AU DÉBUT du siècle dernier, bien avant la Shoah, il y avait en Europe deux types de sionistes : ceux qui souhaitaient un foyer juif de type égalitaire inspiré du marxisme, et qui a donné lieu au kibboutz, et ceux qui trouvaient dans la Thorah et la foi la source de leur nationalisme. Le premier courant était animé par David Ben Gourion qui ne s’empara du pouvoir qu’en jugulant une droite pourtant déterminée et violente.Le second était incarné par Vladimir Zeev Jabotinsky, dont le père de M. Netanyahou fut le secrétaire particulier. Ceux qui s’intéressent à l’État hébreu n’ignorent rien des convulsions de l’État en gestation, menacé par les armées arabes mais déjà divisé. L’éclairage qu’apporte Mme Gozlan est néanmoins indispensable.
Rien n’est simple.
Vu de l’étranger, le problème israélien semble simple, ou plutôt le regard porté sur l’État juif est simplificateur : de même que le monde préfèrait Obama à Romney, les opinions publiques étrangères, y compris une partie des opinions juives de la diaspora, voient dans l’hypothétique succès de la gauche israélienne le seul moyen de créer un État palestinien qui vivrait en paix au côté d’Israël. En réalité, rien n’est jamais simple, notamment chez les juifs. Par exemple, ce sont les travaillistes israéliens qui ont commencé la colonisation après la guerre de 1967. C’est ce que nous rappelle Martine Gozlan dans son livre, outil précieux d’évaluation de la crise au Proche-Orient. Grand reporter à « Marianne », où elle a publié de très nombreux articles, elle s’est spécialisée dans le monde arabe et nous a fourni d’excellents ouvrages sur l’islam, le printemps arabe et l’intégrisme. Si elle conduit ses projets en se nourrissant d’une abondante littérature, elle apporte toujours à ses analyses le ton du journaliste, c’est-à-dire un merveilleux sens du récit et du vécu.
Une musique personnelle.
« Israël contre Israël » se présente en quelque sorte comme l’épanouissement de sa singularité, sous l’effet du sujet qu’elle traite et qui, sans vouloir nier la distance nécessaire de l’observateur, la passionne peut-être davantage . Elle y met beaucoup de savoir (ses voyages multiples en terre sainte et sa bibliographie foisonnante en témoignent), avec toutefois une musique personnelle qui donne au livre la dimension du roman. On n’en est plus à écouter le cours de la professeure, on plonge avec elle dans des sensations, des convictions, des troubles que l’auteur de ces lignes ressent de la même façon que Mme Gozlan. Elle n’est plus seulement l’observatrice froide et scientifique d’un phénomène historique, elle apporte aussi la description des sentiments contraires que fait naître fatalement le problème insoluble d’un peuple qui a payé d’un prix inouï le droit d’exister, mais n’est pas exempt des actes d’injustice qu’il a pu commettre.
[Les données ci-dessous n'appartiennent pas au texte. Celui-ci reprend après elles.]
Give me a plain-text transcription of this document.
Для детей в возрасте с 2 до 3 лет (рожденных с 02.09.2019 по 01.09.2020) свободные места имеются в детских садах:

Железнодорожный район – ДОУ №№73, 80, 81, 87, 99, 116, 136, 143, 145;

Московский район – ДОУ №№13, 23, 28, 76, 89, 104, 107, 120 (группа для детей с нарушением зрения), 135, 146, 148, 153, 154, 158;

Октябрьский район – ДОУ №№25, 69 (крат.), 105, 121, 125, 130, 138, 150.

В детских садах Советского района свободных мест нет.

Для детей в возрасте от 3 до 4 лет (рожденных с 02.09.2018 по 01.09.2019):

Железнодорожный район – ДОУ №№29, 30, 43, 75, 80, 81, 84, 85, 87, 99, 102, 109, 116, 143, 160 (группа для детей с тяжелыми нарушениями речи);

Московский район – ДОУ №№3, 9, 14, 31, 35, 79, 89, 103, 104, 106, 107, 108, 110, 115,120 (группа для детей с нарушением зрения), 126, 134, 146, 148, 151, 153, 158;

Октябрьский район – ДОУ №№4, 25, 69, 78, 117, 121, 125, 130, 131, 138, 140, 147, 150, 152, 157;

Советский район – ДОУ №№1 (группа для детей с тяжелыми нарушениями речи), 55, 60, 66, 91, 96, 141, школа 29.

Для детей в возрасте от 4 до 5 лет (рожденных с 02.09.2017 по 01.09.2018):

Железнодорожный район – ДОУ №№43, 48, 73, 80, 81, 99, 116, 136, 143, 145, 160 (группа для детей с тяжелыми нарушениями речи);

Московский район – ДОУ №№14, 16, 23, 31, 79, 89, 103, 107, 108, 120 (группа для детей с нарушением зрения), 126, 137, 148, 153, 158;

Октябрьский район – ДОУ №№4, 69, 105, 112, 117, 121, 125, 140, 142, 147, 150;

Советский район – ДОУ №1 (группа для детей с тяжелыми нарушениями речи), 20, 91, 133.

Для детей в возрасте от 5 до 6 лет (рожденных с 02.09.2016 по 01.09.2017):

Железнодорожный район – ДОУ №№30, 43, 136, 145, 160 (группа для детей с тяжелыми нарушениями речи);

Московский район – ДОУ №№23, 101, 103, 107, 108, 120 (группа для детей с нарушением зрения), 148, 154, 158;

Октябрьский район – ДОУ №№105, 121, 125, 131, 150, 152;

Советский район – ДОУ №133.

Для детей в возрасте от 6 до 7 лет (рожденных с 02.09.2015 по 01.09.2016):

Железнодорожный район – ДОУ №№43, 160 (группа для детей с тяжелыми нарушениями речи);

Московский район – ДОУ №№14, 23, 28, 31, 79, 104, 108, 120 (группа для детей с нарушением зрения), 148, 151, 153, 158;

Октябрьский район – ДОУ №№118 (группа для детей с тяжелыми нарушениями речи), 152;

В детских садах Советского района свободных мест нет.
Le récit d’un événement que connaissent même ceux qui ne sont pas férus en la matière, l’attaque, en 1948, par les forces de Ben Gourion, d’un navire, l’Altalena, venu de France avec à son bord une cargaison d’armes pour l’Irgoun, le mouvement de Menachem Begin, l’homme qui signa plus tard l’accord de paix avec l’Égypte, est une épopée tragique : des juifs ont tué des juifs. Trois ans à peine après les camps de concentration. Et l’homme qui commandait les soldats de Ben Gourion n’était autre qu’Itzhak Rabin, celui qui, devenu Premier ministre, signa les accords de paix de 1993, avant de tomber, deux ans plus tard, sous les coups d’un assassin appartenant à l’extrême droite et qui se souvenait, lui, de l’Altalena. Ben Gourion, la légende, le de Gaulle juif, qui s’était pourtant engagé à livrer les armes à l’Irgoun sans incident, fit volte-face : il craignait un coup d’État de la droite ! L’affaire de l’Altalena résume tout le propos du livre.
LE DECHIREMENT D’UN PEUPLE DEJA PERSECUTE
Paix, guerre,violence, douceur, ruptures, crises, batailles entre les haredim (craignant-Dieu) et les laïcs, Israël est fait de tout cela. Martine Gozlan, qui nous livre quelques photos d’événements historiques, comme la prise de Jérusalem, y mêle des photos de ses ascendants. Elle se fond tout entière dans un récit de cris et de larmes, de joies et de douleurs, d’amour et de cruauté. Dans une page magnifique qui conclut l’ouvrage, elle nous dit ce qu’elle croit. Un livre remarquable, à la fois par sa rigueur et par son empathie pour les siens, certes, mais pour les autres aussi. Un livre impartial qui n’enlève rien à l’affection qu’elle a pour Israël et que ses lecteurs partageront avec elle.